I remember one night a long time ago while working at Google, I was trying a new approach for loading some data involving an external system. To get the performance I needed, I was going to be making a lot of requests to that service, and I was a little concerned about overloading it. I ran my job and opened up that service's monitoring console, poked around, and determined that I was in fact overloading it. I sent them an email and they added some additional replicas for me.
Now I live in the world of the cloud where I pay $100 per X requests to some service, and they won't even tell me if the errors it's returning are their fault or my fault? Not acceptable.

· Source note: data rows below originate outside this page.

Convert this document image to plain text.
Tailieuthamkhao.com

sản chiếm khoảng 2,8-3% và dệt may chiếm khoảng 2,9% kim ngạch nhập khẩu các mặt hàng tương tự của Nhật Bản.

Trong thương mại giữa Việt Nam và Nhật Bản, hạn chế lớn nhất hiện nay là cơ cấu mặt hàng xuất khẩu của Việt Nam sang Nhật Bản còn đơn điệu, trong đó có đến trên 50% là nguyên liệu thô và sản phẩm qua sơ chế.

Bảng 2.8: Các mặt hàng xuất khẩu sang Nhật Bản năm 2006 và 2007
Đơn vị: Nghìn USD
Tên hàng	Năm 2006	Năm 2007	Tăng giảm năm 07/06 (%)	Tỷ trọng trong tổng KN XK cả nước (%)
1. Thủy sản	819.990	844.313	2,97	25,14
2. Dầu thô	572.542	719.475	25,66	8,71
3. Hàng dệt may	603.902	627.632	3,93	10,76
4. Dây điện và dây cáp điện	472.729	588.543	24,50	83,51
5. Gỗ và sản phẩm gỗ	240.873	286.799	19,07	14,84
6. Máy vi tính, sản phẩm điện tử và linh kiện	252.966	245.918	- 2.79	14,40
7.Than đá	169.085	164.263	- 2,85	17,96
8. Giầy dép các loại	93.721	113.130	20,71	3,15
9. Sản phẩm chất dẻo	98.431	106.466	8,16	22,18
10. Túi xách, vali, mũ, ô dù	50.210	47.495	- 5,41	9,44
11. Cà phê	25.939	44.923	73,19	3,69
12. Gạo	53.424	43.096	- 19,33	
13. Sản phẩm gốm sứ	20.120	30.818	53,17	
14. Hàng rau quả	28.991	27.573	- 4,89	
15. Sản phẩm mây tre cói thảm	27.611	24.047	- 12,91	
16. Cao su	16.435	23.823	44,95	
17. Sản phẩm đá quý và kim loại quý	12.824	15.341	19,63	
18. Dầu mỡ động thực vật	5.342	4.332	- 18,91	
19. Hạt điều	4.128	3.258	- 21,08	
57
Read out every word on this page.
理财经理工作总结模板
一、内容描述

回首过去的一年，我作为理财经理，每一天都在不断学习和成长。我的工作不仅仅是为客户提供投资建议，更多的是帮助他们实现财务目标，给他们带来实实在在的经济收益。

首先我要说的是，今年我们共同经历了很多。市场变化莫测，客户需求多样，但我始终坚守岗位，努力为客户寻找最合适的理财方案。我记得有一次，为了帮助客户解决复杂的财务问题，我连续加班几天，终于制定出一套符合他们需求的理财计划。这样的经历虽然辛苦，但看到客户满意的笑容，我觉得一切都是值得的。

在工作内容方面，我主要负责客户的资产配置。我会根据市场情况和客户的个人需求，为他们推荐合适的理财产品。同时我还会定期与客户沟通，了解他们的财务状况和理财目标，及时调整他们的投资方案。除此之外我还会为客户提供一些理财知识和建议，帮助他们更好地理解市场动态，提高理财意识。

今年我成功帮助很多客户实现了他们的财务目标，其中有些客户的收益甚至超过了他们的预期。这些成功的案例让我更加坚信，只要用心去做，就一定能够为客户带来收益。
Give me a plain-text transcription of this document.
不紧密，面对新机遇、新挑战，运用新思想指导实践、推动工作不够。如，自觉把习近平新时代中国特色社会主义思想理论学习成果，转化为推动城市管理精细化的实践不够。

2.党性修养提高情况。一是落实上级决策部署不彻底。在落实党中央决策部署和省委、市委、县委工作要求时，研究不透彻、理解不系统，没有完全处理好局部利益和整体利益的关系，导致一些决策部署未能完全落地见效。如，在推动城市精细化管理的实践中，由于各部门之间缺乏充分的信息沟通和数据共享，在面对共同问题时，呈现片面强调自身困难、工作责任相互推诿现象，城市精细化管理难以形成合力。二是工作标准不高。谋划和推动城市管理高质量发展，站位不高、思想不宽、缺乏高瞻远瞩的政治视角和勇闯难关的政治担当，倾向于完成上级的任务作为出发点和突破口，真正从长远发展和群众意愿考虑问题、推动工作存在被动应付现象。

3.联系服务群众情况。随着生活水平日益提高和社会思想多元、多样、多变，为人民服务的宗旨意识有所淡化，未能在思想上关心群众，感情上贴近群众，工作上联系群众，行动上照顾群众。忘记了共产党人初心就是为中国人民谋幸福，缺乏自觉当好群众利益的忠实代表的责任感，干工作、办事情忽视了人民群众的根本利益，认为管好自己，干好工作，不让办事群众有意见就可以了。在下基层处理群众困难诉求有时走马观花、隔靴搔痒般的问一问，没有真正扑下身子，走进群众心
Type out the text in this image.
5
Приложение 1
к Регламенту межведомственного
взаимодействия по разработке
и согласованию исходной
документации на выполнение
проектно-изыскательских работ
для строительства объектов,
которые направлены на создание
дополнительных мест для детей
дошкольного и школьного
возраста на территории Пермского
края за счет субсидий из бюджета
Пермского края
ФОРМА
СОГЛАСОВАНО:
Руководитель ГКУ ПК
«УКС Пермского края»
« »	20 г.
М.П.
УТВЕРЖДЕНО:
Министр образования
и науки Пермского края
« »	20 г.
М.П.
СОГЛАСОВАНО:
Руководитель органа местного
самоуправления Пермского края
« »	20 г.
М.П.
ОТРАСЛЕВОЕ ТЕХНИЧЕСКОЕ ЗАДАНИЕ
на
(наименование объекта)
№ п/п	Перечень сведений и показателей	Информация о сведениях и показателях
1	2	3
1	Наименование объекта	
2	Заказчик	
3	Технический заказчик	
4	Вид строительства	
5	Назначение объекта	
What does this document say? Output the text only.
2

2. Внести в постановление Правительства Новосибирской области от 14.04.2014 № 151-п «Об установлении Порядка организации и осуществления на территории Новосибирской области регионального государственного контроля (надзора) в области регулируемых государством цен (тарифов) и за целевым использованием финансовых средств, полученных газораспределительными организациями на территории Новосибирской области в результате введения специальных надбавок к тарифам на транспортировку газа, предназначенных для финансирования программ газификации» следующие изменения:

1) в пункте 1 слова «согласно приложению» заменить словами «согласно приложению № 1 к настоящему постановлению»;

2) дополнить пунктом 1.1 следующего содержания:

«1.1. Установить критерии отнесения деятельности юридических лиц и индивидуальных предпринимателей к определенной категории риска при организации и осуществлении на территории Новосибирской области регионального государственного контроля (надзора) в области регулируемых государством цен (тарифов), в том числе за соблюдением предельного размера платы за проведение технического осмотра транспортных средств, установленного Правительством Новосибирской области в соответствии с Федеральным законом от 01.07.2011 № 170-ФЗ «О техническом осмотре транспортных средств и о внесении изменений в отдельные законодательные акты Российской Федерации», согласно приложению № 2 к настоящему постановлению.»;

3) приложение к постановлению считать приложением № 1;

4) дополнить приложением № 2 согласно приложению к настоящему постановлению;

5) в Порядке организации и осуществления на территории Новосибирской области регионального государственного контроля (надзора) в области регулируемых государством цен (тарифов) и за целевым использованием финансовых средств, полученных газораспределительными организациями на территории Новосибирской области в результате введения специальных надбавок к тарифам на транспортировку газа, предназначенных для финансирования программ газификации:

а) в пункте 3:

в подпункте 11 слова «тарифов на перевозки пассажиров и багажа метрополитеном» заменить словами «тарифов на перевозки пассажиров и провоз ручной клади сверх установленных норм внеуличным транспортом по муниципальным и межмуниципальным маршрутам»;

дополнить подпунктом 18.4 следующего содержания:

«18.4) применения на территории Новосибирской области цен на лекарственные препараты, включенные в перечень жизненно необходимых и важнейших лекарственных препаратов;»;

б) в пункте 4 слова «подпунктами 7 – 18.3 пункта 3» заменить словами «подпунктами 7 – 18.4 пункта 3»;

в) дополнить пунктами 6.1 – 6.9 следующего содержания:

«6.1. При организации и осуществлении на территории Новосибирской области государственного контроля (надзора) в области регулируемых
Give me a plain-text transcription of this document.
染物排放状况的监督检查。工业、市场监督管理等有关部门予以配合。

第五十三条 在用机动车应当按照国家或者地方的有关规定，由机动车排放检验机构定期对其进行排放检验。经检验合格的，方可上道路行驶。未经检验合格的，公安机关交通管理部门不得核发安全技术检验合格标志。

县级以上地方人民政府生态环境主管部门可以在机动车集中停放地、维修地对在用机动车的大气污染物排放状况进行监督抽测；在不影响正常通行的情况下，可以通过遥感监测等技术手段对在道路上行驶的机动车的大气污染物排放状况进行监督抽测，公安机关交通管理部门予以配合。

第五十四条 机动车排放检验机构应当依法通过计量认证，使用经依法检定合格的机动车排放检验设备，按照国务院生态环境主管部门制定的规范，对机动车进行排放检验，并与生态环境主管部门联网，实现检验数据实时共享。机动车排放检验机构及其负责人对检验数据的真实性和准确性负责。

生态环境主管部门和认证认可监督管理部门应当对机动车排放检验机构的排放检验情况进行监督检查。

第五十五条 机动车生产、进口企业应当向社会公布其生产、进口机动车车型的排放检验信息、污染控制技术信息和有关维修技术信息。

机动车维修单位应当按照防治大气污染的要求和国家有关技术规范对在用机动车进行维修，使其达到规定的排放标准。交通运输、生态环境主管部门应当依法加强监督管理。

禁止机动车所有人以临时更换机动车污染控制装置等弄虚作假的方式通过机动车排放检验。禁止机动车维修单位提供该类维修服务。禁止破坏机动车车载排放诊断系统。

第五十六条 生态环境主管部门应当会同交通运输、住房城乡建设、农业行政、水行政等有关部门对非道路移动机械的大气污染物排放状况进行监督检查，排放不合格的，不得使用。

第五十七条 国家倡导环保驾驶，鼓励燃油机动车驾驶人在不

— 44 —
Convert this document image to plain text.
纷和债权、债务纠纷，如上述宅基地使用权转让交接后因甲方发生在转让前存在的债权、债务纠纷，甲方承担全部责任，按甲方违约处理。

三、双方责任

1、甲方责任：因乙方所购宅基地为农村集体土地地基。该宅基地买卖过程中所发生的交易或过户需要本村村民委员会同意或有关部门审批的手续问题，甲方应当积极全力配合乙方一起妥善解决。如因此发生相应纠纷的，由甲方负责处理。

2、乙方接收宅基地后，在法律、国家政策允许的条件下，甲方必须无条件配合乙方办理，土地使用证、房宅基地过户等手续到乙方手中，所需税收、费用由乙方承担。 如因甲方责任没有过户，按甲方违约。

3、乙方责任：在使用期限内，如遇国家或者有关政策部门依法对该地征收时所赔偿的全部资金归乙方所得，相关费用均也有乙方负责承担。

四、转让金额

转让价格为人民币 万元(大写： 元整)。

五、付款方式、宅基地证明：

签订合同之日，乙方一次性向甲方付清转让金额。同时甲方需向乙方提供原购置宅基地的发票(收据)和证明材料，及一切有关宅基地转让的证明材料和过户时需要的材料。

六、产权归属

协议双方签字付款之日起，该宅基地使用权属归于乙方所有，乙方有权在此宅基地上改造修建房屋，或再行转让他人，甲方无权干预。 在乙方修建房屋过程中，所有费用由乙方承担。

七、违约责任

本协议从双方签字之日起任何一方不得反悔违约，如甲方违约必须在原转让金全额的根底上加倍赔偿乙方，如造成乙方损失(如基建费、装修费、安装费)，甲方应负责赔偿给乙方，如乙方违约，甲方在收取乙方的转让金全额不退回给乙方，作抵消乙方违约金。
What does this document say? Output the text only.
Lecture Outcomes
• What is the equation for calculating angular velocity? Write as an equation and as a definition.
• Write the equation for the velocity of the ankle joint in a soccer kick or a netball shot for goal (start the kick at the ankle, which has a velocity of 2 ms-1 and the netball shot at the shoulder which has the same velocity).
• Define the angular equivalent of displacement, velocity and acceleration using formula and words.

> I'd be totally fine just having alerts and metrics driving the status page. Why involve a human at all?
What happens if the monitoring service goes down or has a bug that causes it to incorrectly report the status as okay? Obviously this won't usually happen at the same time as the actual service goes down, but if it did, would people really believe that?
It definitely is. For an issue like this, you will see relevant teams and delegates looped in very quickly. Getting approved wording about an outage requires some very senior people though. Often they have to be paged in as well.
Having worked at a few other large tech companies now -- Amazon's incident response process is honestly great. It's one of the things I miss about working there.
It takes a while to find a Vice President, I guess.